Because the state suppressed two statements of Carter, its most important witness that were inconsistent with Carter’s trial testimony, and then presented false, misleading testimony at trial that was inconsistent with the suppressed facts, we have no trouble concluding that the suppressed statements are material. Carter made several inconsistent statements throughout the investigation and pre-trial period. In some he denied all involvement, in some he implicated himself and Graves, and then, just before he testified against Graves, he gave the statements at issue in this appeal accepting full responsibility as the sole murderer and another statement placing his wife Cookie as an active participant in the murders. If the defense had known about the statement placing Cookie at the scene and given Carter’s continuing condition that he would only testify if he were not asked about Cookie’s involvement, the defense could have explained every statement implicating Graves as a means of protecting Cookie. As indicated above, these statements are particularly important in this case because Graves’ conviction rests almost entirely on Carter’s testimony and there is no direct evidence linking him with Carter or with the murder scene other than Carter’s testimony. In addition, Carter’s statement that he committed the crimes alone is important as the only statement he made exculpating Graves while implicating himself. The combination of these facts leads us to conclude “that the favorable evidence could reasonably be taken to put the whole case in such a different light as to undermine confidence in the verdict.” Kyles, 314 U.S. at 435. Stated differently, disclosure of the statements “would have resulted in a markedly weaker case for the prosecution and a markedly stronger one for the defense.” Id. at 441.
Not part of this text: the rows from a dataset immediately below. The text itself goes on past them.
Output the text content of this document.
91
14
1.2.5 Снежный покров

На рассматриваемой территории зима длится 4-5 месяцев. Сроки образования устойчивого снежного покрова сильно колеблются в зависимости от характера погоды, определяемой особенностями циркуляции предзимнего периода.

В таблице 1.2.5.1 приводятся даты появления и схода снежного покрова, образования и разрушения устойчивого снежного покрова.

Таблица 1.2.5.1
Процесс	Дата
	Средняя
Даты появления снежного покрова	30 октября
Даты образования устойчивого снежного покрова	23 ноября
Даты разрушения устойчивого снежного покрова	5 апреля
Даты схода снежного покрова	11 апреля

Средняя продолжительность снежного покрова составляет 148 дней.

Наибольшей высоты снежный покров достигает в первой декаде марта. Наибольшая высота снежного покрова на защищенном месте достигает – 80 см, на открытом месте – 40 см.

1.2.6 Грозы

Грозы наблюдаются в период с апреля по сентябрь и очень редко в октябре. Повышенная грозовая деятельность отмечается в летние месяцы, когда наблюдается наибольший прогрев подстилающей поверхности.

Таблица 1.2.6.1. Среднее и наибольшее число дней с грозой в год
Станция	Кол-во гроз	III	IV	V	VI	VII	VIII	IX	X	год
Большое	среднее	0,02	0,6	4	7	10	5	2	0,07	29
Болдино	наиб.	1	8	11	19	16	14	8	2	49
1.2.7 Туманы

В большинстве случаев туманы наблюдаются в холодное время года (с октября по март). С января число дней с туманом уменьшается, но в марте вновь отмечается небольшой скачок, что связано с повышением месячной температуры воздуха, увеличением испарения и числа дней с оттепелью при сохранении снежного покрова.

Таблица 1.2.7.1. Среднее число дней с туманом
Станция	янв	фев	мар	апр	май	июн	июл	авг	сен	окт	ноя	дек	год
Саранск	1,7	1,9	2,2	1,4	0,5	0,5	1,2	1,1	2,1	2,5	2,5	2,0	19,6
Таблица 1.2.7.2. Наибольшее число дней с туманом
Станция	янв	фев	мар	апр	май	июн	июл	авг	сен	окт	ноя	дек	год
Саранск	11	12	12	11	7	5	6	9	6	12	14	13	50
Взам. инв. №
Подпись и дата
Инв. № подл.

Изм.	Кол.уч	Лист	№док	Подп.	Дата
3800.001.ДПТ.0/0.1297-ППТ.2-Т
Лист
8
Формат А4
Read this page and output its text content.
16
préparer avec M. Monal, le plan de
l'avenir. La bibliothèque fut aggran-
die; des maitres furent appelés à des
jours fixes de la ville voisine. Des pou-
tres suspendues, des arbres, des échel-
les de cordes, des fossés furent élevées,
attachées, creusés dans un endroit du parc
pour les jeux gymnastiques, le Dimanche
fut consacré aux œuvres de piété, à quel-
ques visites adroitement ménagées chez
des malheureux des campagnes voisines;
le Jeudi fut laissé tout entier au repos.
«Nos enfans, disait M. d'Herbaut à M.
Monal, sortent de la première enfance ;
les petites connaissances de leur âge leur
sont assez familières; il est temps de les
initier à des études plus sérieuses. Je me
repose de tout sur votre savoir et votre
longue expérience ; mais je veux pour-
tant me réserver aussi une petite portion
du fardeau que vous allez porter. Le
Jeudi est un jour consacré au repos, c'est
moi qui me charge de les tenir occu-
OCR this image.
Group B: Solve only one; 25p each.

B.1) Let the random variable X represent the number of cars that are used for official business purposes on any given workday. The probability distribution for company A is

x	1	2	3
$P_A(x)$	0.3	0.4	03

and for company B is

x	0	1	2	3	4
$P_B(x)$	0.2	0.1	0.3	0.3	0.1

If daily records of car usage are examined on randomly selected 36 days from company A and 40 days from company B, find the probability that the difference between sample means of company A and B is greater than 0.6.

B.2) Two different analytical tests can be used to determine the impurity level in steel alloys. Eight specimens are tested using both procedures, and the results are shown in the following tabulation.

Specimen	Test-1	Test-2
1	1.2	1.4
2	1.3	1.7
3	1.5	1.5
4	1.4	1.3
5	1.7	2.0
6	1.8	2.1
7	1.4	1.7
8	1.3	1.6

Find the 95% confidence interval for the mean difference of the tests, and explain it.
Relief granted on Brady grounds by the Fifth Circuit
A jury convicted Anthony Graves of singular incident in which six people were killed. The only real evidence linking Graves to the crime was the testimony of co-defendant Robert Earl Carter. On the night before the trial, Carter told prosecutors "I did it all myself, Mr. Sebesta. I did it all myself." Charles Sebesta was the lead prosecutor. The State never informed counsel for Graves about the statement or other exculpatory evidence.
Opinion here [Note that in the moments before his being executed Carter confessed to framing Graves. Congrats go out to his counsel Roy Greenwood & Jay Burnett, as well as the University of Houston's Innocence Network who had amassed new information in the last three years showing Graves is innocent. I am told there is an Army of additional people who deserve credit, but I will leave that to others.]